Кедрин остановился, оперся кулаками о столик.

– Здравствуйте, – собрав всю свою решимость, произнес он. – Я хочу поговорить с вами.

– Не слышу! – мельком взглянув на Кедрина и покачав головой, громко сказал человек с каменным лицом. – Не слышу, помехи… – У него был странный голос, высокий и курлыкающий. – Возьмите канал у метеорологов.

– Что? – растерянно спросил Кедрин.

– Теперь слышу хорошо, не кричите, – перебил его сидящий. – Говорите. Да?

Кедрин обескураженно молчал; он ожидал другого приема.

– В зоне Трансцербера… – раздельно и словно бы задумчиво произнес знакомый Ирэн. – Уже вышли на орбиту? М-да.

Кедрин на всякий случай сделал шаг назад.

– Передайте: Велигай уверен, что все будет в порядке! – громко продолжал угрюмый. – Да. Вылетаю немедленно. Слышите: немедленно! – Он вынул из уха капсулу приемника, спрятал крошку-микрофон.

Кедрин почувствовал на затылке чье-то дыхание. Он оглянулся. Трое соседей по столику стояли, плечо к плечу, за его спиной, и глаза их не отрывались от каменного лица.

– Вы что-то хотели? – спросил спутник Ирэн, обращаясь к Кедрину. Взгляд его скользнул по кедринскому значку, потом по лицу. – Хорошо, я заберу и вас. – Теперь он смотрел поверх головы Кедрина, и значит – на Гура. – Еще кто-нибудь из наших здесь?

– Нет, – сказал Гур. – Что там?

– Авария.

– У нас?

– «Гончий пес». Взбесился гравигенный реактор. Причина абсолютно неясна. Автоматы спали. Катапультировали… – человек за столиком курлыкал и клекотал, и Кедрин понял, что виною тому был протез гортани. – Восемь человек. На обломках. Уточняют, сколько смогут продержаться. Хода нет и не будет. Да и энергии… Ты помнишь, Дуг, их аккумуляторы?

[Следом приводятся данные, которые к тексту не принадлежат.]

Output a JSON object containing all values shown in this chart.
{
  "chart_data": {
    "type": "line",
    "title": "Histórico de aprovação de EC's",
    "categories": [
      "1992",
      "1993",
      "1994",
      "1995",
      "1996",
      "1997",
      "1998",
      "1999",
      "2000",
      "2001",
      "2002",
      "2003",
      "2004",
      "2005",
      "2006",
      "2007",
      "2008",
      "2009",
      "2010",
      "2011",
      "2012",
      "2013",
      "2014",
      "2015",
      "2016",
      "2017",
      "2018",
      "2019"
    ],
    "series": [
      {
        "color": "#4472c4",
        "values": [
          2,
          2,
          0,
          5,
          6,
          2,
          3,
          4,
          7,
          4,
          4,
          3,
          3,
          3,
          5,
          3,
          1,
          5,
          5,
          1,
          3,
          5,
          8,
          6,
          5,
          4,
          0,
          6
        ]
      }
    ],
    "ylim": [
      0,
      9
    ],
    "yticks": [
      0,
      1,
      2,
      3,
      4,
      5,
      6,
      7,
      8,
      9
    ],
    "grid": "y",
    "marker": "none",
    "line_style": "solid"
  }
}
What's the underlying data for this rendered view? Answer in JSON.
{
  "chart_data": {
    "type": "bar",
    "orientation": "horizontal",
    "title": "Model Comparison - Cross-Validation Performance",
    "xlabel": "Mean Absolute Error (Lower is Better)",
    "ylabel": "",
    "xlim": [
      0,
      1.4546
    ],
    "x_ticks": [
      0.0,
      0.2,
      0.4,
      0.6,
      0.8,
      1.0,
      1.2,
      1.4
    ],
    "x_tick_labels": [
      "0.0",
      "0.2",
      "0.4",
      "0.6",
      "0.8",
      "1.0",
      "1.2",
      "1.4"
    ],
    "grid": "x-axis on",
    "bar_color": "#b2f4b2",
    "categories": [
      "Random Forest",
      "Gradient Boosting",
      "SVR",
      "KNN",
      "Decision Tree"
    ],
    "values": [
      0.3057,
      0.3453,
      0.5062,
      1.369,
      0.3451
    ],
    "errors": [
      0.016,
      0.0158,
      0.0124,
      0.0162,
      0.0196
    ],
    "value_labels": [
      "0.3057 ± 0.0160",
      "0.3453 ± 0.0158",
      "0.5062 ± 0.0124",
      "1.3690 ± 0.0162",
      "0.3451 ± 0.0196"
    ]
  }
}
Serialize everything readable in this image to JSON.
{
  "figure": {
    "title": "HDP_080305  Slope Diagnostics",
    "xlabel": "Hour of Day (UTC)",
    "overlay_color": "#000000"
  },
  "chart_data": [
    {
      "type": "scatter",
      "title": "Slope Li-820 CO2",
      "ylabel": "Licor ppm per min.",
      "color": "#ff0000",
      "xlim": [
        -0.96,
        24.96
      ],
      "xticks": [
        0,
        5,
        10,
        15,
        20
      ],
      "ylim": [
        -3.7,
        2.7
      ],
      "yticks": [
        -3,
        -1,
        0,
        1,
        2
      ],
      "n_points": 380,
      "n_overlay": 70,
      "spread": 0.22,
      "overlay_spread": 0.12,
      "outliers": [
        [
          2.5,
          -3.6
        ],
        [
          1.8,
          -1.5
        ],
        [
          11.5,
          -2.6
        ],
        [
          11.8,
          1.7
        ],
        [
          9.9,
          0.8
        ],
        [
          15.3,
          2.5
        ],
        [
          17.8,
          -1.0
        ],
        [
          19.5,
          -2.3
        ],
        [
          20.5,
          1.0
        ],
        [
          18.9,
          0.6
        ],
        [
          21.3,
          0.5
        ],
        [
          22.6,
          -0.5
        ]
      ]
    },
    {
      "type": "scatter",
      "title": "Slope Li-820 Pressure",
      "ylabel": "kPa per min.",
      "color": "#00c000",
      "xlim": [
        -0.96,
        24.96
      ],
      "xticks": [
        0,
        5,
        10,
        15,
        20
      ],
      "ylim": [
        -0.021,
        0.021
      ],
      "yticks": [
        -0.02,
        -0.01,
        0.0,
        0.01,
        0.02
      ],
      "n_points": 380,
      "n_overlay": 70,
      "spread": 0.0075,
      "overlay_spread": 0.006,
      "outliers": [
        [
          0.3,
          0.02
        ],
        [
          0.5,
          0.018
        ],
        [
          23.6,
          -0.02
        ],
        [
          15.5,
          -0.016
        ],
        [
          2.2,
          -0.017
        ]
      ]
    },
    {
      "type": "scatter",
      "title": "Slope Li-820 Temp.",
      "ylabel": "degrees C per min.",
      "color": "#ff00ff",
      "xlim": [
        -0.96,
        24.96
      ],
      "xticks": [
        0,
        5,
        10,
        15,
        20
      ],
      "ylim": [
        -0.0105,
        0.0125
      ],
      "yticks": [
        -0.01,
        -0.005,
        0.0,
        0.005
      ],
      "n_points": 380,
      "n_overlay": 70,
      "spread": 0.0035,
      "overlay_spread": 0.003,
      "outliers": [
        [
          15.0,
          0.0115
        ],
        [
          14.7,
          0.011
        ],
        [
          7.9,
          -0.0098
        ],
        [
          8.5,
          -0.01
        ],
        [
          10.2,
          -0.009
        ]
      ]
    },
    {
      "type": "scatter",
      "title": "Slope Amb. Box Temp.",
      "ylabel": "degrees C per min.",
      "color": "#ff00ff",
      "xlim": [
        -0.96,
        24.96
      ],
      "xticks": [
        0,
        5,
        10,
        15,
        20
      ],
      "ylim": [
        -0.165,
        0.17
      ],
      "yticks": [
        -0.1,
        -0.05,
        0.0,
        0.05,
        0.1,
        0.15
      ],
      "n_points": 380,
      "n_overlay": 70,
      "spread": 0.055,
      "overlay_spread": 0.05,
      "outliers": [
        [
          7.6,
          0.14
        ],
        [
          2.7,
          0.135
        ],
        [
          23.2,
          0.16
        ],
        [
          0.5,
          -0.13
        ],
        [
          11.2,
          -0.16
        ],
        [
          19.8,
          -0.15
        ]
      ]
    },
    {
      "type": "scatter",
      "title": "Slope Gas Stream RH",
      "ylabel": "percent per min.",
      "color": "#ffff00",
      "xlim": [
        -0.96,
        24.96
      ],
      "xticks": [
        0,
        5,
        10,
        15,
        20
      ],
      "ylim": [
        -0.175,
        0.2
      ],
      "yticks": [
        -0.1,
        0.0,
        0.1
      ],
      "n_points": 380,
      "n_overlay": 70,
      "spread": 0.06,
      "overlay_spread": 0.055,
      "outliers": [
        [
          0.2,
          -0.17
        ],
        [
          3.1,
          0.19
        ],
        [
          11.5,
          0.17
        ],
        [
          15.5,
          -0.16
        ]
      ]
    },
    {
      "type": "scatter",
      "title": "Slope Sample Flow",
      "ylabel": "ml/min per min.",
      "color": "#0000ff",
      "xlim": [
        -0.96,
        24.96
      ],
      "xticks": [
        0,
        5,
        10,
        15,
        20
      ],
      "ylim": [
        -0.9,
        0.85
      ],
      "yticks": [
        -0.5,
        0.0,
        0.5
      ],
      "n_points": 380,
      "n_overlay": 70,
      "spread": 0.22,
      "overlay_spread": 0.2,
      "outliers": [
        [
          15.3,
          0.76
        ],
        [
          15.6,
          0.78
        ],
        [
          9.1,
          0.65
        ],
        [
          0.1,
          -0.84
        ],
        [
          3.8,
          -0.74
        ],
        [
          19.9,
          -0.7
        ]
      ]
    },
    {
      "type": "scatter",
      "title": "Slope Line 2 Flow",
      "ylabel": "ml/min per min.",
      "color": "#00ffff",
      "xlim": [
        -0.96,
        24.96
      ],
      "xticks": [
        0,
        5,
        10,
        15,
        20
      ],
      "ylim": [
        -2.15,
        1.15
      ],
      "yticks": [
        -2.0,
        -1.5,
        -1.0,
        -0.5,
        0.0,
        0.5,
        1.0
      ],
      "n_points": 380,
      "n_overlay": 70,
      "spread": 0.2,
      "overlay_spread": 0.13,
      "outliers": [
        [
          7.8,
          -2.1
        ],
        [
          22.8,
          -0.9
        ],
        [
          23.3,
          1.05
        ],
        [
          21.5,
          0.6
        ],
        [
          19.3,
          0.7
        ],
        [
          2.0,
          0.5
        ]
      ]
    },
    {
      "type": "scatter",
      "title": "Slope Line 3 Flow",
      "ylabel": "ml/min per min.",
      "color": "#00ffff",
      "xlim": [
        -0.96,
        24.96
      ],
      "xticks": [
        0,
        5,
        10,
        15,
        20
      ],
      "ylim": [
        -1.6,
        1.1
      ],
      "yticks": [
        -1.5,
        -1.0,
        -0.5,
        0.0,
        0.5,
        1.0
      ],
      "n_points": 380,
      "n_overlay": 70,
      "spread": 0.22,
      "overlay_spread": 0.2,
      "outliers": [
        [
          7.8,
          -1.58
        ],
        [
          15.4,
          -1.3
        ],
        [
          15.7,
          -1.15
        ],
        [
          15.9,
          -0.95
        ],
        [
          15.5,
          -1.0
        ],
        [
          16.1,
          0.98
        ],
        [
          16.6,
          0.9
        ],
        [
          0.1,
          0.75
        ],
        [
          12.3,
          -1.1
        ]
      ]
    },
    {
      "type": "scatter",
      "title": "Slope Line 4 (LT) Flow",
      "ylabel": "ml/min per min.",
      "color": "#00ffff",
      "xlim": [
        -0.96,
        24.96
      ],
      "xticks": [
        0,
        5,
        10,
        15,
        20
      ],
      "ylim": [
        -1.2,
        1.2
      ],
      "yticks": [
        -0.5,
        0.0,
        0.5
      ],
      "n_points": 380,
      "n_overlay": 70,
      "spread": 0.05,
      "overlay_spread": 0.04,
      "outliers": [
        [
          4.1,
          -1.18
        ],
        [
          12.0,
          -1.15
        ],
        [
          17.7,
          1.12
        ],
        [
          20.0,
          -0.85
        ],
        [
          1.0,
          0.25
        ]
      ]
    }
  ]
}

– Помню, – сказал Дуглас, и по тону было ясно, что он помнил их не с хорошей стороны. – Исходили ведь из тезиса, что ничего случиться не может: могучая автоматика…

– Вот, случилось.

– Отдохнули… – сказал Гур.

– Я так и знал, – сказал Холодовский. – Я тебе говорил, Велигай.

Кедрин на миг зажмурился. Сон принимал характер вещественного доказательства. Велигай. Ирэн. За одним столиком, как в одном сне…

– На старт, – приказал Велигай, поднимаясь. – Через двадцать минут приземлится «Кузнечик». Будет брать воду, здесь его соленость.

– У тебя настоящий слух, – сказал Холодовский, коснувшись плеча Кедрина. – Ты услышал первым. Мы удивились: куда ты вскочил.

Кедрин не успел ответить: четверо двинулись к выходу. Возвращавшаяся Ирэн встретилась с ними на полдороге. Гур протянул руку и что-то сказал. Ирэн повернулась и стремительно пошла, обгоняя их. Яркая ткань платья растворилась в сиянии радужных ламп. Четверо шли за нею, чуть раскачиваясь.

У выхода Гур обернулся. Его взгляд нашел Кедрина. Гур поднял брови, пожал плечами. Затем они исчезли. Кедрин долго смотрел им вслед. Он просто растерялся.

Вдруг, словно проснувшись, он торопливо прошагал к выходу, спустился с площадки и вошел в лес.

Мохнатые стволы обступили его, дрожащими точками заплясали светящиеся жуки. Маленькими светилами величественно плыли среди них яркие многокрылые шарики, завезенные с иной планеты и прижившиеся почему-то только на этом островке, – странные автотрофные организмы, подобных которым не было на Земле. Темные тропинки играли с Кедриным в прятки, стремительно бросаясь в сторону и снова выглядывая из-за стволов уже где-то вдалеке.